As diversity and the socioeconomic segregation of schools in MCPS has quickly become the central focus of conversations surrounding the study, much of the skepticism has come from parents in affluent, mostly white communities who have labeled the integration efforts as “social engineering” and fear the potential of their children being “shipped off” to other, lower-income communities through busing.
However, MoCo For Change leaders have repeatedly emphasized that they are no calling for busing, which was a de-segregation tactic used by school systems after the U.S. Supreme Court’s Brown vs. Board of Education decision in 1954. The student activists have pointed to data that shows a substantial number of school clusters with significant socioeconomic disparities that are actually adjacent to each other or in relatively close proximity, asserting “We don’t need busing.
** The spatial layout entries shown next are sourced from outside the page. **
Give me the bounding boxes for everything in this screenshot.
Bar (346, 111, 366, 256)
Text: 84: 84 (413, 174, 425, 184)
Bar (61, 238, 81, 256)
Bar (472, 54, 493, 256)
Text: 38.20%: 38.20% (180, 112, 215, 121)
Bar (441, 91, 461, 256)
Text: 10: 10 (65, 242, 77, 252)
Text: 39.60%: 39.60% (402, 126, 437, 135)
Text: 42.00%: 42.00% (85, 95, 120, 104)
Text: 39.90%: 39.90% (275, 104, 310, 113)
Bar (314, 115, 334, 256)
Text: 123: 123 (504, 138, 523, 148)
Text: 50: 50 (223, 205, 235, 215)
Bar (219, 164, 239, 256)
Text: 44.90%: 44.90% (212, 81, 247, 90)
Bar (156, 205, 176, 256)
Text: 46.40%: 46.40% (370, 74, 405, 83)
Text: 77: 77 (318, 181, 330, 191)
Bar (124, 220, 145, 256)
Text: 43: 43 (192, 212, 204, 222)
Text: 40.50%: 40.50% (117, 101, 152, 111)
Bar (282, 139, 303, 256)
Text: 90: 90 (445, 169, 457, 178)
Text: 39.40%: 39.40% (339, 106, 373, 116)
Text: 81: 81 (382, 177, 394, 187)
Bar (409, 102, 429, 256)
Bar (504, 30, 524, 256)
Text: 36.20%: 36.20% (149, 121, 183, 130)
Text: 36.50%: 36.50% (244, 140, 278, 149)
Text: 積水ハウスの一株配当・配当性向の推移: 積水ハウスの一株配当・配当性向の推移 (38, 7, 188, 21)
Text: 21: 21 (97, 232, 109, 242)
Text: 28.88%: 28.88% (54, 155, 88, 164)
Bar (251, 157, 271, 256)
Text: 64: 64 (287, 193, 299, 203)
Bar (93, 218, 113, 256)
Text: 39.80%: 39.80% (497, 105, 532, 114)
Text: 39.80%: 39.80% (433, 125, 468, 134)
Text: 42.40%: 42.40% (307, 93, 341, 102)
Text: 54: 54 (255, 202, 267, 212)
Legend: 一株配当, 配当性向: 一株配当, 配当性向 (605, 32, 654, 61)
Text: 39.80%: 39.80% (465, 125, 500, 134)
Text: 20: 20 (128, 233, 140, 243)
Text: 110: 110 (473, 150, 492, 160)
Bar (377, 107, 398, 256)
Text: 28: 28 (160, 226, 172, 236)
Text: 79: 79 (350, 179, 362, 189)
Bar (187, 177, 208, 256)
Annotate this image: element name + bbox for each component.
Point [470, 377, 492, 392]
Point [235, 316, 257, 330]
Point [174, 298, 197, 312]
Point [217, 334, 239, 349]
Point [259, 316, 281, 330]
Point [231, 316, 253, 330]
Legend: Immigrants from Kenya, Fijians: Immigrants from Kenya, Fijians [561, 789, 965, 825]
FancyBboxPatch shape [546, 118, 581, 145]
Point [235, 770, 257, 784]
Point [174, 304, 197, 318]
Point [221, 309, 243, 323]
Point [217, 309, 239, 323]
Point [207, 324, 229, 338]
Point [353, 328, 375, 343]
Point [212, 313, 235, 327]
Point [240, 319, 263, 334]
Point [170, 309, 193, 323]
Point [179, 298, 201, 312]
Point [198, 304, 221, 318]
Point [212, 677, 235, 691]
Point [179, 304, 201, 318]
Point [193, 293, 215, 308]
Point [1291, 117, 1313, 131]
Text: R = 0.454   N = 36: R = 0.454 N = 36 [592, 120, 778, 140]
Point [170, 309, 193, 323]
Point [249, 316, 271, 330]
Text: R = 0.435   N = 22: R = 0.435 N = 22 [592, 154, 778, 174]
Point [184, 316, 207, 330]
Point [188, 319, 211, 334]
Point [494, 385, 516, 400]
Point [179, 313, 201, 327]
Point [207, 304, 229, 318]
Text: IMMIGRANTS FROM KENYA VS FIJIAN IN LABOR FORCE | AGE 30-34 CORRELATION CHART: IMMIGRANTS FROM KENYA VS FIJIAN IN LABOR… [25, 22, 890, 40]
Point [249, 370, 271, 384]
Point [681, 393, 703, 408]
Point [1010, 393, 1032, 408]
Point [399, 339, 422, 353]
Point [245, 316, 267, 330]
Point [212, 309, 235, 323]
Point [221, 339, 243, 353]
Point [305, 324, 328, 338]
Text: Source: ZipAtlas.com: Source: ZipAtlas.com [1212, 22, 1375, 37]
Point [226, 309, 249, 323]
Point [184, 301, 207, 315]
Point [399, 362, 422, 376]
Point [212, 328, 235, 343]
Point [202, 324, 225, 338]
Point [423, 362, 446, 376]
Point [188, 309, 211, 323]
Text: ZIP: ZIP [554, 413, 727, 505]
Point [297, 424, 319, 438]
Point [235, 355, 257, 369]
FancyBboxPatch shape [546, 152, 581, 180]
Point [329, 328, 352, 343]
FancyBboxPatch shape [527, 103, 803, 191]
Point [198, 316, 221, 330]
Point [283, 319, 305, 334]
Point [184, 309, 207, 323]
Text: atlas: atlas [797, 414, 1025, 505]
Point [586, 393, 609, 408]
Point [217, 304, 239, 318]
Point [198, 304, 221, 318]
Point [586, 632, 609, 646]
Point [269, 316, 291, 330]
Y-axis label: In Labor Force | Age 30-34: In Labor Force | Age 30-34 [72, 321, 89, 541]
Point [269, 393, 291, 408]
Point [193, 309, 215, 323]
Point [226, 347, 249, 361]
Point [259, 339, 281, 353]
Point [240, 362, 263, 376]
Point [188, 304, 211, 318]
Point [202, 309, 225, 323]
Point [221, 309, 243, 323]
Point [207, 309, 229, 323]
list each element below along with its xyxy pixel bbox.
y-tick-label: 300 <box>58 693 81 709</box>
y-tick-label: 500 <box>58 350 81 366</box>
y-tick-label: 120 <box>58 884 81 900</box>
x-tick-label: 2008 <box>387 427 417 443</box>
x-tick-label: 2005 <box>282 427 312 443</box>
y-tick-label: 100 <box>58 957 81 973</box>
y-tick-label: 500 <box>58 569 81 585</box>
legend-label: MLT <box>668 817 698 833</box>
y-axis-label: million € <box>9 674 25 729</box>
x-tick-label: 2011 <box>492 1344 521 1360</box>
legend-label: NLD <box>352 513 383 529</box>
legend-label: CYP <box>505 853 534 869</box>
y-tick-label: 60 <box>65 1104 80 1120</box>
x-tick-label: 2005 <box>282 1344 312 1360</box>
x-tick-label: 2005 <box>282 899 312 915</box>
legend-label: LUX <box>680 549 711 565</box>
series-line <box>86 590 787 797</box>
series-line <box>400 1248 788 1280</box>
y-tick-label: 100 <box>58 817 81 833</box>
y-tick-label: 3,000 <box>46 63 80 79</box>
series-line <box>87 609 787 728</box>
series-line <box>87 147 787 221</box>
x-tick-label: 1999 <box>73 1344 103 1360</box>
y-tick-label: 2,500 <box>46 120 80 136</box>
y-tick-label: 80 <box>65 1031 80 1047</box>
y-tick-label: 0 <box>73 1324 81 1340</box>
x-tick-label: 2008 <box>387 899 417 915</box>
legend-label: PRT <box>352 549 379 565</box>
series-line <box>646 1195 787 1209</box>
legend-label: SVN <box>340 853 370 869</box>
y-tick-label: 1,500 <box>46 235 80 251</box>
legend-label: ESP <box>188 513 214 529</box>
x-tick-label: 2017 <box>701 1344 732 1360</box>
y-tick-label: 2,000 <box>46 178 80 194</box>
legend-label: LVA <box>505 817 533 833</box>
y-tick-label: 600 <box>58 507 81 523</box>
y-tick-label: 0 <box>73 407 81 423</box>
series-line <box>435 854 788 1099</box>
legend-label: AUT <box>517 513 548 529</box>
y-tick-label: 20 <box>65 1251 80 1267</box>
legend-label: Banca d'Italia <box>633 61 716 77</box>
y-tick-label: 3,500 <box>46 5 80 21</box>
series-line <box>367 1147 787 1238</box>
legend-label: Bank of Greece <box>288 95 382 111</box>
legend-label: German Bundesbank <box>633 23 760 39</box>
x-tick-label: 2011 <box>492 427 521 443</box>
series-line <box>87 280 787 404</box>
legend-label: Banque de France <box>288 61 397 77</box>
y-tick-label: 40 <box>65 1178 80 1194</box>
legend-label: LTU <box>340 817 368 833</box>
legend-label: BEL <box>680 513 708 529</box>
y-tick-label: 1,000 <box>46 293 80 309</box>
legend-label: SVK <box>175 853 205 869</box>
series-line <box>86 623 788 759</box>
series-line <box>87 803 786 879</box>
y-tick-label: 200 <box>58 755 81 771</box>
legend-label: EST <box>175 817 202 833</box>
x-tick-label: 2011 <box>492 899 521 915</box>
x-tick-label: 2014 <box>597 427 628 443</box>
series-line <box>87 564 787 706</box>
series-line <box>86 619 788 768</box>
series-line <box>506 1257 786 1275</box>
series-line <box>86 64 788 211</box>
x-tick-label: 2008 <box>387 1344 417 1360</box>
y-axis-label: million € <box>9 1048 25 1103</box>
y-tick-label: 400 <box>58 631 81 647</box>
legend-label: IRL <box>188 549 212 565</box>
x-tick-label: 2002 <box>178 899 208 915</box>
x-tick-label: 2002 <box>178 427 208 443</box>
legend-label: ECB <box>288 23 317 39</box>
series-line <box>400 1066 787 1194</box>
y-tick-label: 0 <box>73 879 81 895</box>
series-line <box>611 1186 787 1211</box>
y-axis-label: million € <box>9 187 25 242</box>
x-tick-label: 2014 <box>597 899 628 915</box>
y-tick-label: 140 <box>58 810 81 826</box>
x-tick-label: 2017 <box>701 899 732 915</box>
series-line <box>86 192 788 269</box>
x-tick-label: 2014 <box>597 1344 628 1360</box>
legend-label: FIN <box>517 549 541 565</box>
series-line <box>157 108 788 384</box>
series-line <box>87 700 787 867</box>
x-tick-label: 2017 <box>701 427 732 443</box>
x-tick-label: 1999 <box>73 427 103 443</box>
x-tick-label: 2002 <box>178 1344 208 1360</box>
Nor are we asking for it.”
MCPS won’t be having another community feedback meeting on the upcoming study until this November, but the Montgomery County Students For Change plan on organizing email and letter-writing campaigns.
Solomon considers the boundary study to be a top-priority for the growing organization. “What I’ve found,” he said, “is that misinformation has been the driving force for the people who really don’t want this study to examine socioeconomic segregation. We’re going to spend the following months working on awareness efforts and amplifying this issue so that everyone in our country knows what’s going on.”
“We’ve pulled off two walkouts with thousands of kids in attendance, and they made headlines and got so many new students engaged. We’ve been on the front-lines in terms of youth gun-violence prevention advocacy, but I really believe that this is the greatest opportunity for us to achieve real, tangible policy change,” he told The Blueprint, “this could impact hundreds of thousands of students’ lives for the better, for decades to come.”